École d’architecture
de la ville & des territoires
Paris-Est

Agnès Lapassat

    La parcelle et le commun
     
    Les possibles de la terre agricole, bien commun inaliénable

    La disparition régulière de terre agricole au profit de l’urbanisation interroge la question foncière dans la problématique agricole française. Le modèle de l’agriculture intensive a produit des exploitations toujours plus vastes. Leur taille, la valeur marchande des productions ou celle du foncier, supposent des frais d’achat ou de transfert par voie d’héritage très élevés, et engendre un endettement grevant les possibilités de développement, parfois de fonctionnement des exploitations.

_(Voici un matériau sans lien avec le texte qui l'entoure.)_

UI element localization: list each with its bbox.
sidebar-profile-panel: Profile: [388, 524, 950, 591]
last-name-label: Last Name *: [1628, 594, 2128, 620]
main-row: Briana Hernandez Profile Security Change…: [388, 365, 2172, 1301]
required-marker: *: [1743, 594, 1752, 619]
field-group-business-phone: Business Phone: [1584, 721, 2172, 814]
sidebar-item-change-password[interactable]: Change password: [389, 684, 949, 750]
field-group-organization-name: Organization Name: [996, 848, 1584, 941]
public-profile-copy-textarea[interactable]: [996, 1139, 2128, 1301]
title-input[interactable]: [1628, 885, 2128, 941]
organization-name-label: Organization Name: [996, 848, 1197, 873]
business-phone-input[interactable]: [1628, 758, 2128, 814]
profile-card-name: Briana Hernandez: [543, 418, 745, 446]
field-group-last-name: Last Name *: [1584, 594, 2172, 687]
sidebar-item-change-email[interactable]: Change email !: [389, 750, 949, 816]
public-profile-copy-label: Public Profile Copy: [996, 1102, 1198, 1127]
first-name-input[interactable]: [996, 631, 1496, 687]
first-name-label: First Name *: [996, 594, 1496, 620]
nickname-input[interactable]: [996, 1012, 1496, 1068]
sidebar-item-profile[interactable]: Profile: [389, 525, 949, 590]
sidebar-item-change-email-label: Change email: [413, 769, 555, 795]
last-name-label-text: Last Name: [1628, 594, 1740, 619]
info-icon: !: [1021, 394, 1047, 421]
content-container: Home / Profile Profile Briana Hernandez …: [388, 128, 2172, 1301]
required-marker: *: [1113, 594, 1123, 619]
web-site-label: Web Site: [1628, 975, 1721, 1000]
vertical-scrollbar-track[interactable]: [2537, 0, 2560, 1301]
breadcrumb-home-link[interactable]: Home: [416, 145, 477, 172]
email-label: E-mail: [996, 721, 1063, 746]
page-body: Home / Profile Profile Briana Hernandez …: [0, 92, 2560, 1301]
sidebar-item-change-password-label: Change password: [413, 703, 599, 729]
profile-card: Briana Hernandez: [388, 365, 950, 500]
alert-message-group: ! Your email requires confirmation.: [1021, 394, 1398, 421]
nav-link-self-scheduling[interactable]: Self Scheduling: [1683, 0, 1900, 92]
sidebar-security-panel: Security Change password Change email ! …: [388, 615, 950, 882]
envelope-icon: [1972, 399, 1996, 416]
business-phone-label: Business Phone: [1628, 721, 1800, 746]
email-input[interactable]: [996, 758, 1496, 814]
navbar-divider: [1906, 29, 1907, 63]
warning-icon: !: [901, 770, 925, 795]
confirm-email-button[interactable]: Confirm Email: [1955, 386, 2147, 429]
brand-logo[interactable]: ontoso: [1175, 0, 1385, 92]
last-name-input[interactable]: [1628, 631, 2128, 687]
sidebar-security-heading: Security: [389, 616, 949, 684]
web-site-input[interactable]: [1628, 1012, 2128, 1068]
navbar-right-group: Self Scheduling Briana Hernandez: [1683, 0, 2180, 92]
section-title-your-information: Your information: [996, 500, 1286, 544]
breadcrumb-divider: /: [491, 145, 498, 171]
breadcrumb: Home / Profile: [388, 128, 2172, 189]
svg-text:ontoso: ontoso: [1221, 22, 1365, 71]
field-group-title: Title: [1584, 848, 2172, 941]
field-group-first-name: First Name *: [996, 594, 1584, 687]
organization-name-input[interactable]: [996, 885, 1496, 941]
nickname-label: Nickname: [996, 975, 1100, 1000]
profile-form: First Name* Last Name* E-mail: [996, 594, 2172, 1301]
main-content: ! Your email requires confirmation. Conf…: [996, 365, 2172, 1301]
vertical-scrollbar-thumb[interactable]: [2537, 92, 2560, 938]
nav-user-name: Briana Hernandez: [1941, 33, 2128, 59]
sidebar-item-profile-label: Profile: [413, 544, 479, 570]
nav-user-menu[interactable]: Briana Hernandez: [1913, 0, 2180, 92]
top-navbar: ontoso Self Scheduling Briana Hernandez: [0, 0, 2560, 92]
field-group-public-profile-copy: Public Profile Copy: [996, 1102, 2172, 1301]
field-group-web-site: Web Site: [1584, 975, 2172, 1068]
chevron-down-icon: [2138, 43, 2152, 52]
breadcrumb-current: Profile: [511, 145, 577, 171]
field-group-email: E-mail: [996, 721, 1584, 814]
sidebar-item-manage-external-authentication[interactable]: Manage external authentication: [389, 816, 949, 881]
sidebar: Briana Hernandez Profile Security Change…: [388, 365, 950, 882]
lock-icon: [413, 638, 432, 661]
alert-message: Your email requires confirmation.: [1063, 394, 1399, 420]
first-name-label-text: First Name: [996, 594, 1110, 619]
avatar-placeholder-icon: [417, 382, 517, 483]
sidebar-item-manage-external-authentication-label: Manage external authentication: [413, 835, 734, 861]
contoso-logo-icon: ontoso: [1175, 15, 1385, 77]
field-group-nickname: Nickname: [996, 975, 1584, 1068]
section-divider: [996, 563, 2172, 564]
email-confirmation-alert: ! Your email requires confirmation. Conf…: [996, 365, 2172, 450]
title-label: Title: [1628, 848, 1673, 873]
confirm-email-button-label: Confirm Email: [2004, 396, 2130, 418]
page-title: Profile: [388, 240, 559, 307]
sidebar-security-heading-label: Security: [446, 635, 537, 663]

Cet endettement préalable fragilise les exploitants face aux dictats de l’industrie agro-alimentaire. Les choix professionnels qui en résultent s’imposent à la société, qui les encadre par des normes et des dispositifs d’aides tentant de concilier l’intérêt des agriculteurs et les attentes. Ces dernières ont évolué d’une relative indifférence au monde rural à une demande de paysages pittoresques, à laquelle s’est ajoutée celle de la qualité alimentaire et environnementale. Or ces demandes collectives entrent en contradiction avec la liberté d’usage du propriétaire sur sa parcelle.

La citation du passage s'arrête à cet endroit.